The entry point of the IP core design task is the global constraint graph *GCG*. This design step relies on the synthesis of different functional units of the IP core: *PU*, *MU*, *CU* and *COMU*.

Further information about formal models, analysis and synthesis steps, which are not described here, can be found in [8].

## 4. IMPLEMENTATION OF THE MAP ALGORITHM

We apply our design methodology on the design of the *maximum a posteriori* (MAP) algorithm which is used to provide a soft-in soft-out (SISO) decoder of a convolutional code. Two SISO decoders are used in turbo-decoders [10] to iteratively refine reliability of the decoded symbols.

#### 4.1. MAP Algorithm Overview

The MAP algorithm, also called the Forward-Backward algorithm (FB), provides for each transmitted symbol  $u_k$ , k = 0. *N*-1 a soft output  $L^e(u_k)$  called the extrinsic information. It is computed by using the received values of the channel  $Y=\{y_k\}_{k=0..N-1}$  and the a priori information  $L^a(u_k)$  provided by the other decoder, which is its extrinsic soft output. The soft estimate  $L^e(u_k)$  is computed by exhaustively exploring all possible paths in the trellis using a forward recursion and a backward recursion. To simplify hardware implementation, we use the Max-Log-MAP algorithm described in the logarithmic domain [11]. This algorithm consists of three steps (Fig. 3(a)).

• Forward recursion. The forward state metrics  $A_k$  are recursively calculated using the symbols in an increasing order from 0 to N-1. The branch metrics of the forward recursion are computed (BMC) with the received symbols and the *a priori* information. The forward state metrics are stored in an internal memory in order to be used to compute the soft output.
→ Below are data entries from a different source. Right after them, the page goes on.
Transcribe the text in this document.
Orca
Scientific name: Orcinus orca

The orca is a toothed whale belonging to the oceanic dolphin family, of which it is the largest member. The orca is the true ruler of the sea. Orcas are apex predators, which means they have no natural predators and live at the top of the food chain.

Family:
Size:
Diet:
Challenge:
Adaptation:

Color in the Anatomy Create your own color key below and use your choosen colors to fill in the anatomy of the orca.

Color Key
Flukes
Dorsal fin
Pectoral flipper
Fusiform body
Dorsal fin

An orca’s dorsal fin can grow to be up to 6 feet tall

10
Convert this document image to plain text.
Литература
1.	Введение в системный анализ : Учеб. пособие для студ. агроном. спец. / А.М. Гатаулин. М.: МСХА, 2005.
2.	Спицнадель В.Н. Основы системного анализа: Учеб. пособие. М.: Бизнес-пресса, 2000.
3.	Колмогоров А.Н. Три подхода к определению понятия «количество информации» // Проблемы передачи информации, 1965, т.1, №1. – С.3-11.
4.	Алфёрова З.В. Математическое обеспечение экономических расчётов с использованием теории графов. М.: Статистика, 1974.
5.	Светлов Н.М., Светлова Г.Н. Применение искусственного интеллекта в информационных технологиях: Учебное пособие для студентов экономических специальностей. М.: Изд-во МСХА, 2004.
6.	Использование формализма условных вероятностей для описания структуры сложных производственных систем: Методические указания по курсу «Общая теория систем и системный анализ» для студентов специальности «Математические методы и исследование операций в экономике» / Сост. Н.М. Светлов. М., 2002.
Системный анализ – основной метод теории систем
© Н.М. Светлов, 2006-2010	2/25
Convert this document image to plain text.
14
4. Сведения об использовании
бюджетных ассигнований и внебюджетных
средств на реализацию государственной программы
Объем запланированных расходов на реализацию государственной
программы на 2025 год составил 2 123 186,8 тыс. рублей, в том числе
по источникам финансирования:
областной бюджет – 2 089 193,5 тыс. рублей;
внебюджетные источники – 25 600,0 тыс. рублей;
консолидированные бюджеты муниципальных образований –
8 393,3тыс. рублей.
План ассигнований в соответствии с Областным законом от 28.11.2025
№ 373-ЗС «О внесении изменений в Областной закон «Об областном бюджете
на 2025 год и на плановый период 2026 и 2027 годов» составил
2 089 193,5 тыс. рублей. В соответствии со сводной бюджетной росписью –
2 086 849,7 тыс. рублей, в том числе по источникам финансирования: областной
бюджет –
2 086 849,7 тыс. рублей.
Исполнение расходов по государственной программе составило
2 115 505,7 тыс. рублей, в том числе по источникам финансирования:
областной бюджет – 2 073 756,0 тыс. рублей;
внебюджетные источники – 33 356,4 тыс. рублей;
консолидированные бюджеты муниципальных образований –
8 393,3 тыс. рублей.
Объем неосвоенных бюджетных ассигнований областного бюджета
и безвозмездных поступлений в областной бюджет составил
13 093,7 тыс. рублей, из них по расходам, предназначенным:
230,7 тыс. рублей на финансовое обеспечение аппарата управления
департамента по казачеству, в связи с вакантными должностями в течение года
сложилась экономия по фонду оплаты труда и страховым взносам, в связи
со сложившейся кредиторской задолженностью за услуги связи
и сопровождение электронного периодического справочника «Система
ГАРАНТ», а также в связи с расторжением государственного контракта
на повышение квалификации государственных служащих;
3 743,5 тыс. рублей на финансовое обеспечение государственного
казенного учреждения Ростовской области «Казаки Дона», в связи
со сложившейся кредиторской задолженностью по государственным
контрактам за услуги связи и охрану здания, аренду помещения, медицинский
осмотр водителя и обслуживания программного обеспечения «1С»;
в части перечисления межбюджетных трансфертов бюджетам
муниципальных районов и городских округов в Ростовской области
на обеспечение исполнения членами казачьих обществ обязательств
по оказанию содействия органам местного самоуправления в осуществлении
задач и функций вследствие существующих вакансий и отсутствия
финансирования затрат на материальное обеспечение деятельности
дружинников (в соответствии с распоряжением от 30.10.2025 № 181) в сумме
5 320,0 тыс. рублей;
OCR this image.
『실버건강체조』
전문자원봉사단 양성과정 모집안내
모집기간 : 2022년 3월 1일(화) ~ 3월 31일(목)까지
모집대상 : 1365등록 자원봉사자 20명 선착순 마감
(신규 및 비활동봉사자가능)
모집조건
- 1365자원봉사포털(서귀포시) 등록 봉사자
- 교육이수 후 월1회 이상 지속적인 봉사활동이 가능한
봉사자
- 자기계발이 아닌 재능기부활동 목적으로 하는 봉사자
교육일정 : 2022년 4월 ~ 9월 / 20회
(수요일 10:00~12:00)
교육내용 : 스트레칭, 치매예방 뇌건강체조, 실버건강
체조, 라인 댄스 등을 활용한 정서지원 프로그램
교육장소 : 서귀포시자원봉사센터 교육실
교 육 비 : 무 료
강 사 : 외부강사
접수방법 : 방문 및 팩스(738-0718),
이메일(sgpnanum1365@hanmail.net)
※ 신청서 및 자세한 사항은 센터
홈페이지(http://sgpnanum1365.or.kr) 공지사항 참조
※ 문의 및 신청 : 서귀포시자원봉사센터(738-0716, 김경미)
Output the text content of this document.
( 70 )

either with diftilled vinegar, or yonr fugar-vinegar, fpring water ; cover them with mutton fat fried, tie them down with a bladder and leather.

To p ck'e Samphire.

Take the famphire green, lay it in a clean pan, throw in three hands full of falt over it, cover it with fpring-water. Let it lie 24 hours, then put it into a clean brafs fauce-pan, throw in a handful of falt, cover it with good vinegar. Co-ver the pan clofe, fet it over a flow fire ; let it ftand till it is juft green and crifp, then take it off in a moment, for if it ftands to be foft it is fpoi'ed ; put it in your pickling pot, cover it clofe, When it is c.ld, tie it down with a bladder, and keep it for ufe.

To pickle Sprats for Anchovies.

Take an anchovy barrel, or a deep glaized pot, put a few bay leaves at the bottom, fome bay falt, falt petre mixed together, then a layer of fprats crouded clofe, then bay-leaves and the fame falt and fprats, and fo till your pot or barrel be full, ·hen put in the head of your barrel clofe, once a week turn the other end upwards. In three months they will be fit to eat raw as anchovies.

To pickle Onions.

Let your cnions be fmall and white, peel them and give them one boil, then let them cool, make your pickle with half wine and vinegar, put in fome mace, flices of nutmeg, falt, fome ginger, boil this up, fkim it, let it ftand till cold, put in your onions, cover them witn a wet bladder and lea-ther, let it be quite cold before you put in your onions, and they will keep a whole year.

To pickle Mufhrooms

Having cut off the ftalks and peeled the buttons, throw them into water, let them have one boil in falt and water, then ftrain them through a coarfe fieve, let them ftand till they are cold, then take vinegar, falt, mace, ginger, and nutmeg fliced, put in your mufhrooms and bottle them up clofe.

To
• Backward recursion. The backward state metrics  $B_k$  are recursively computed using the symbols in a decreasing order from N-1 to 0.

• Soft-Output Computation. The soft output for each symbol at time *k* is computed by using the backward state metric  $B_k$  and the corresponding forward state metric  $A_{k-1}$  read from the memory.

The initial state metrics of the forward and backward recursions  $A_0$  and  $B_{N-I}$  are provided as an input of algorithm. The final metrics  $A_{N-I}$  and  $B_0$  are part of its outputs. More details on recursions initializations can be found in [12] and related references.



Fig. 3: Graphical representation of the (a) FB and the (b) SW-FB algorithms

#### 4.2. Algorithm Architecture Matching (AAM)

We described the classical FB algorithm. We now focus on its implementation by matching the algorithm to the architectural architectural constraints (memory, latency, throughput,...).

Due to its schedule, the backward recursion cannot start before the end of the forward recursion, and hence, the maximal latency of the FB algorithm is 2.N. Moreover, N state metrics vectors need to be memorized, which requires a large amount of memory. To reduce both the memory requirements and the latency, a sliding window algorithm (SW) is used [13]. Using the same graphical representation as in [12], our modified SW-FB algorithm with windows of size L symbols is depicted in Fig. 3. In this figure, the horizontal axis represent time, with units of a symbol period. The vertical axis represents the received symbol. For each window working on symbols  $\alpha L$  to  $(\alpha+1)L$ , a forward recursion with memorization is performed from the initial state metric given by the previous window. For the first window the initial state metrics are initialized with  $A_0$ . The backward recursion is then performed on the same window from an initial state metric  $B_{(\alpha+1)L}$  given by the previous iteration [12]. At the first iteration, the backward state metrics are initialized with the all-zero vector. The windows are then processed sequentially by a single elementary component called SubMAP and performing a forward-backward algorithm on L symbols. This SW-FB algorithm requires to store L state metrics vectors and its maximal latency is reduced to 2.L symbols.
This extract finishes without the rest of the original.